In our research, we utilized 13 types of POI data, including shopping services, government organizations and social groups, health care services, lifestyle services, car maintenance, catering services, sports and leisure services, financial and insurance services, companies and enterprises, car services, education and cultural services, car sales, and motorcycle services. These 13 types collectively amounted to 38,154,240 records, forming the basis for our analyses and investigations.
5. Conclusions
In this study, we applied the MGWR model to disaggregate population data by integrating 3D residential building, nighttime light, POI, and land use/cover data, creating a 100 m gridded population map for mainland China. As far as we know, this is the first time the MGWR model has been used in the context of GPM and the first instance of employing 3D residential building data for national-level GPM in China. The resulting gridded population map exhibits higher accuracy than the existing WorldPop dataset. This improvement can be attributed to utilizing 3D residential building data and the MGWR model. Unlike land use/cover data, residential building data can more accurately reflect the extent of population distribution and show a stronger correlation with the population; its height information can reflect the vertical distribution of the population within the building and is an excellent auxiliary variable. In addition, for large-scale countries or regions like China, the MGWR model, which takes into account the nonstationarity and multiscale nature of the spatial relationship between population and variables, is very suitable for use in GPM in such study areas because of the relatively significant differences in the population distribution patterns among regions.
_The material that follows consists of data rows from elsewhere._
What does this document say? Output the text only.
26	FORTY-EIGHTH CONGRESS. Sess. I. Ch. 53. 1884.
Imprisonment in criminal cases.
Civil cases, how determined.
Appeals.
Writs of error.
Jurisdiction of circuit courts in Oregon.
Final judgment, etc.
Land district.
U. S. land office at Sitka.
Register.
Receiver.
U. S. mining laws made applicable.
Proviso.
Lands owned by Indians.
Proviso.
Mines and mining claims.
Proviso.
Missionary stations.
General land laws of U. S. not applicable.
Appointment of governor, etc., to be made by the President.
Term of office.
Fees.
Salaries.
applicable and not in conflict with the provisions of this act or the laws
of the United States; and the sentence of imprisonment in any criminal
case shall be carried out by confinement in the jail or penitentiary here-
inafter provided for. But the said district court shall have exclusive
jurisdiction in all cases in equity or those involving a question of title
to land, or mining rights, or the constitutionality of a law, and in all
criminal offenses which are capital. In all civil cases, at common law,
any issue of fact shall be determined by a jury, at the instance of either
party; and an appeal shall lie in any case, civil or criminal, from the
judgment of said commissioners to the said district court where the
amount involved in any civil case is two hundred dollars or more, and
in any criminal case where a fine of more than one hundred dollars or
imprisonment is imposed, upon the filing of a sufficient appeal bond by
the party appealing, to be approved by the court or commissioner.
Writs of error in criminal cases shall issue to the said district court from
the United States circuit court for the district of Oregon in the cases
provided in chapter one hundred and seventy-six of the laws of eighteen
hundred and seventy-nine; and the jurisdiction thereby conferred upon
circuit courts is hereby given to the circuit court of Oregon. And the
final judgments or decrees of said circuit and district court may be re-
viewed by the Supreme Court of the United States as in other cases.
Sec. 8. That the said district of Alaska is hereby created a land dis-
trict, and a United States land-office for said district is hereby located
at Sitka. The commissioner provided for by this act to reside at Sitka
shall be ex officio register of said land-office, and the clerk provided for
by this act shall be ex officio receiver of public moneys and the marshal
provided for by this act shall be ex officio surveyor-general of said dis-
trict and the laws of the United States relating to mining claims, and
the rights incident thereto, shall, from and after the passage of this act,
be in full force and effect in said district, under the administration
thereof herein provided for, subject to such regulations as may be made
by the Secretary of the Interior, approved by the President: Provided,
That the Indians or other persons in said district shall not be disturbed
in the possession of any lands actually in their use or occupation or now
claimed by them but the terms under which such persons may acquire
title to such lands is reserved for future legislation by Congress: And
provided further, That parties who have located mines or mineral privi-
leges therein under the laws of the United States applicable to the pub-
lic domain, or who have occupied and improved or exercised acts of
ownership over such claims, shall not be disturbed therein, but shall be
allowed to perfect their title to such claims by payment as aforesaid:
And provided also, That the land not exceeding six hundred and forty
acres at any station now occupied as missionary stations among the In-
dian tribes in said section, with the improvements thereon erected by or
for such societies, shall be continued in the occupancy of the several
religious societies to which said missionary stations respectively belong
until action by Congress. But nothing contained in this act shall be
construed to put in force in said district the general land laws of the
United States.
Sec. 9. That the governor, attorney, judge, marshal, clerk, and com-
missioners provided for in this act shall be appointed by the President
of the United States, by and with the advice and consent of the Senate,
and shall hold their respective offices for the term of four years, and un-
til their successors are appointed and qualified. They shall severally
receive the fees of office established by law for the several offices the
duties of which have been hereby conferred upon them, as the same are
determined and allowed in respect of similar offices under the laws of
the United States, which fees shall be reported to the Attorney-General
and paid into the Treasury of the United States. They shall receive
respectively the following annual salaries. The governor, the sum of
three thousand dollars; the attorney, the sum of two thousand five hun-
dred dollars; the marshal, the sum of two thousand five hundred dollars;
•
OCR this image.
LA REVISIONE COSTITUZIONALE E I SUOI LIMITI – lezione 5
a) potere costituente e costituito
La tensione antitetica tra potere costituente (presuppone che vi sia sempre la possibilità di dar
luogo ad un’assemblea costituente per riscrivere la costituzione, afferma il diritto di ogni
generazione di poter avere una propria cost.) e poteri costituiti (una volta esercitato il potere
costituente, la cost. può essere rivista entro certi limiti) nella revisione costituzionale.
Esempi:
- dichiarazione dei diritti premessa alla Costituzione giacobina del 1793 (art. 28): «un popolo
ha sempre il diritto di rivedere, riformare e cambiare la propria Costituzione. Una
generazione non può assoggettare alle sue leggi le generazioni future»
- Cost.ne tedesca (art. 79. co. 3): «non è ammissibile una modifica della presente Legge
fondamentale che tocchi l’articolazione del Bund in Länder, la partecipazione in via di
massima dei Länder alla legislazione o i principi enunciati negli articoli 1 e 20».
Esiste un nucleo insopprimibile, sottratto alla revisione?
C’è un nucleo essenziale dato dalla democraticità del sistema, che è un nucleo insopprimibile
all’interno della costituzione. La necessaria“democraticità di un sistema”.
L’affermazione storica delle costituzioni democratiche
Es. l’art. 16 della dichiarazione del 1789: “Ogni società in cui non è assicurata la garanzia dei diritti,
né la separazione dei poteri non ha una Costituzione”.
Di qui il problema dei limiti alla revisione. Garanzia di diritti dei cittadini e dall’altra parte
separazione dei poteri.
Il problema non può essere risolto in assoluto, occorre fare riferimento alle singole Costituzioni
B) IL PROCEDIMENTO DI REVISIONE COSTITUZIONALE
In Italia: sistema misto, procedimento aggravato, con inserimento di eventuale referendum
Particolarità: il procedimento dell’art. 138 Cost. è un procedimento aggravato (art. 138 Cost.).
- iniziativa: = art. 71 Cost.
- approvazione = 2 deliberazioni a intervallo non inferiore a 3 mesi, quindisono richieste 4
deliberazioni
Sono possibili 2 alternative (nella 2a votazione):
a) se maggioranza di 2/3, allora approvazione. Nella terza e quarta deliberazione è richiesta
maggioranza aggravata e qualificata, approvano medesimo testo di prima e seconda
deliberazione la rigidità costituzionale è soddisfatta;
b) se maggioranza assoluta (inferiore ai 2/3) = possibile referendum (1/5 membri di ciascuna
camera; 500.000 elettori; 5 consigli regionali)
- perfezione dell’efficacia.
This study can be a significant reference for developing the next-generation global gridded population product datasets. As GHSL-3D Building and nighttime light data are globally available, and alternatives to land use/cover and POI data, such as ESA/CCI and OpenStreetMap data, exist, the approach presented here can be applied globally. Regarding global population input data, GPWv4 can be a viable substitute for census data, as population grid products like GHS-POP have employed GPWv4 as input data [
41]. In contrast to the RF model used by WorldPop, the MGWR model allows for uniform modeling of all input units globally, eliminating the need for zonal modeling by country or region to control the accuracy of population predictions. As a result, the modeling method in this study significantly reduces the complexity and time required for global population modeling.
However, there is still much room for improvement in this study. The MGWR model used in this study can reflect the spatially localized relationship between population and explanatory variables, but it fails to reveal their nonlinear relationship. The relationship between population and influencing factors is usually nonlinear. In addition, to minimize the problem of collinearity among variables, we combined the kernel density layers of the 13 categories of POI into a single one, resulting in the loss of a large amount of semantic (category) information in the POI data. To address these shortcomings, we plan to combine the local regression idea with nonlinear machine learning algorithms (e.g., RF) to build a new model in our following research. Similar to GWR, for each location point, only some nearby observations are used to build a local model [
52,
53]. This model can express the spatially nonstationary and nonlinear relationship between the population and the variables and is less sensitive to the problem of covariance between the variables. This is expected to produce results with higher accuracy.